Treatment planning imaging – Biopsy not possible (Practice Point)
For patients with a breast lesion where the results of conventional diagnostic imaging (mammography or tomosynthesis and ultrasound) are inconclusive but suspicious for the presence of breast cancer and biopsy has not been possible, consider the use of contrast mammography or magnetic resonance imaging (MRI).
How this guidance was developed
No evidence-based source recommendation was identified for this topic, which was considered an important aspect of care. This practice point was developed using an expert consensus process. Development of this guidance was informed by the introduction of MBS items for MRI for this indication. The MBS items refer to ‘conventional imaging’ which has been clarified as ‘mammography or tomosynthesis and ultrasound’.
Treatment planning imaging – MRI (Practice Point)
For patients with breast cancer where a discrepancy exists between clinical assessment and conventional diagnostic imaging (mammography or tomosynthesis and ultrasound), or there is a discrepancy in conventional imaging, consider the use of magnetic resonance imaging (MRI) if the results from this imaging are expected to alter treatment planning.
How this guidance was developed
No evidence-based source recommendation was identified for this topic, which was considered an important aspect of care. This practice point was developed using an expert consensus process. Development of this guidance was informed by the introduction of MBS items for MRI for this indication. The MBS items refer to ‘conventional imaging’ which has been clarified as ‘mammography or tomosynthesis and ultrasound’.
Treatment planning imaging – Lobular breast cancer (Practice Point)
Consider imaging with magnetic resonance imaging (MRI) or Contrast Enhanced Spectral Mammography (CESM) (where available) for patients with lobular breast cancer.

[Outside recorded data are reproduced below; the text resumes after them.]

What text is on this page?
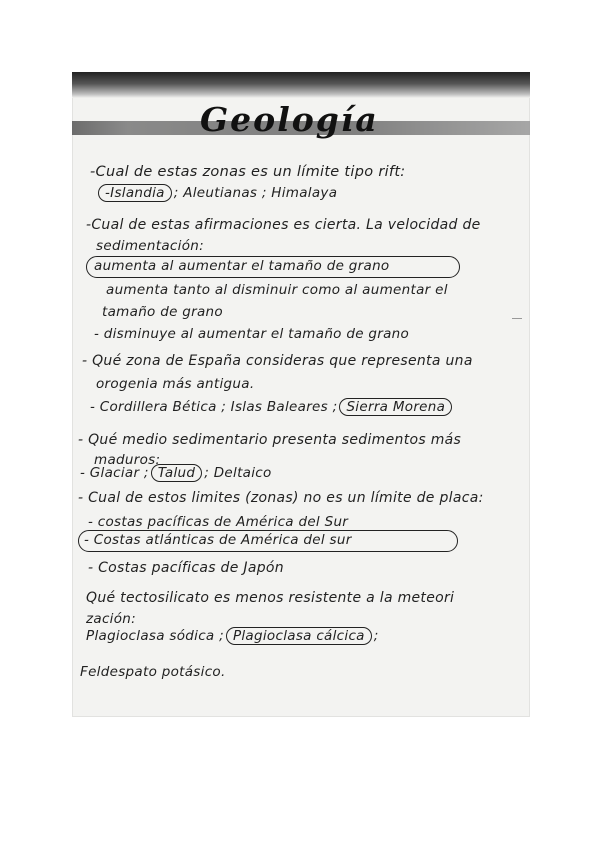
Geología
-Cual de estas zonas es un límite tipo rift:
-Islandia ; Aleutianas ; Himalaya
-Cual de estas afirmaciones es cierta. La velocidad de
sedimentación:
aumenta al aumentar el tamaño de grano
aumenta tanto al disminuir como al aumentar el
tamaño de grano
- disminuye al aumentar el tamaño de grano
- Qué zona de España consideras que representa una
orogenia más antigua.
- Cordillera Bética ; Islas Baleares ; Sierra Morena
- Qué medio sedimentario presenta sedimentos más
maduros:
- Glaciar ; Talud ; Deltaico
- Cual de estos limites (zonas) no es un límite de placa:
- costas pacíficas de América del Sur
- Costas atlánticas de América del sur
- Costas pacíficas de Japón
Qué tectosilicato es menos resistente a la meteori
zación:
Plagioclasa sódica ; Plagioclasa cálcica ;
Feldespato potásico.
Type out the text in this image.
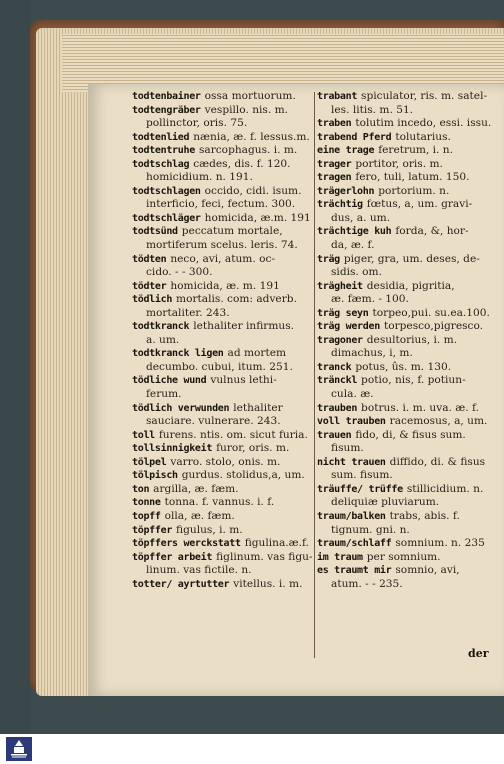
todtenbainer ossa mortuorum.
todtengräber vespillo. nis. m.
pollinctor, oris. 75.
todtenlied nænia, æ. f. lessus.m.
todtentruhe sarcophagus. i. m.
todtschlag cædes, dis. f. 120.
homicidium. n. 191.
todtschlagen occido, cidi. isum.
interficio, feci, fectum. 300.
todtschläger homicida, æ.m. 191
todtsünd peccatum mortale,
mortiferum scelus. leris. 74.
tödten neco, avi, atum. oc-
cido. - - 300.
tödter homicida, æ. m. 191
tödlich mortalis. com: adverb.
mortaliter. 243.
todtkranck lethaliter infirmus.
a. um.
todtkranck ligen ad mortem
decumbo. cubui, itum. 251.
tödliche wund vulnus lethi-
ferum.
tödlich verwunden lethaliter
sauciare. vulnerare. 243.
toll furens. ntis. om. sicut furia.
tollsinnigkeit furor, oris. m.
tölpel varro. stolo, onis. m.
tölpisch gurdus. stolidus,a, um.
ton argilla, æ. fæm.
tonne tonna. f. vannus. i. f.
topff olla, æ. fæm.
töpffer figulus, i. m.
töpffers werckstatt figulina.æ.f.
töpffer arbeit figlinum. vas figu-
linum. vas fictile. n.
totter/ ayrtutter vitellus. i. m.
trabant spiculator, ris. m. satel-
les. litis. m. 51.
traben tolutim incedo, essi. issu.
trabend Pferd tolutarius.
eine trage feretrum, i. n.
trager portitor, oris. m.
tragen fero, tuli, latum. 150.
trägerlohn portorium. n.
trächtig fœtus, a, um. gravi-
dus, a. um.
trächtige kuh forda, &, hor-
da, æ. f.
träg piger, gra, um. deses, de-
sidis. om.
trägheit desidia, pigritia,
æ. fæm. - 100.
träg seyn torpeo,pui. su.ea.100.
träg werden torpesco,pigresco.
tragoner desultorius, i. m.
dimachus, i, m.
tranck potus, ûs. m. 130.
tränckl potio, nis, f. potiun-
cula. æ.
trauben botrus. i. m. uva. æ. f.
voll trauben racemosus, a, um.
trauen fido, di, & fisus sum.
fisum.
nicht trauen diffido, di. & fisus
sum. fisum.
träuffe/ trüffe stillicidium. n.
deliquiæ pluviarum.
traum/balken trabs, abis. f.
tignum. gni. n.
traum/schlaff somnium. n. 235
im traum per somnium.
es traumt mir somnio, avi,
atum. - - 235.
der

How this guidance was developed
No evidence-based source recommendation was identified for this topic, which was considered an important aspect of care. This practice point was developed using an expert consensus process.
Treatment planning imaging – PET (Practice Point)
For patients who are considered suitable for active treatment and in whom staging of locally advanced (stage III) breast cancer is required or there is a high index of suspected metastatic breast cancer, consider the use of 18F-FDG positron emission tomography (PET).
How this guidance was developed
This practice point was developed using an expert consensus process informed by a potential source recommendation from KCE 2013 (Belgium) guideline (evidence review to January 2010) that was graded ‘Expert Opinion’. The practice point was also informed by the introduction of the MBS item for PET, which is restricted to patients with a high index of suspicion.
Reporting of pathology and imaging findings (Practice Point)
(a) Report breast pathology findings according to the Structured Reporting Protocols of the Royal College of Pathology Australia (RCPA);
(b) Report breast imaging findings according to the standards of the Royal Australian and New Zealand College of Radiologists (RANZCR), Faculty of Clinical Radiology.
How this guidance was developed
This practice point was developed using an expert consensus process informed by the evidence-based RCPA protocols.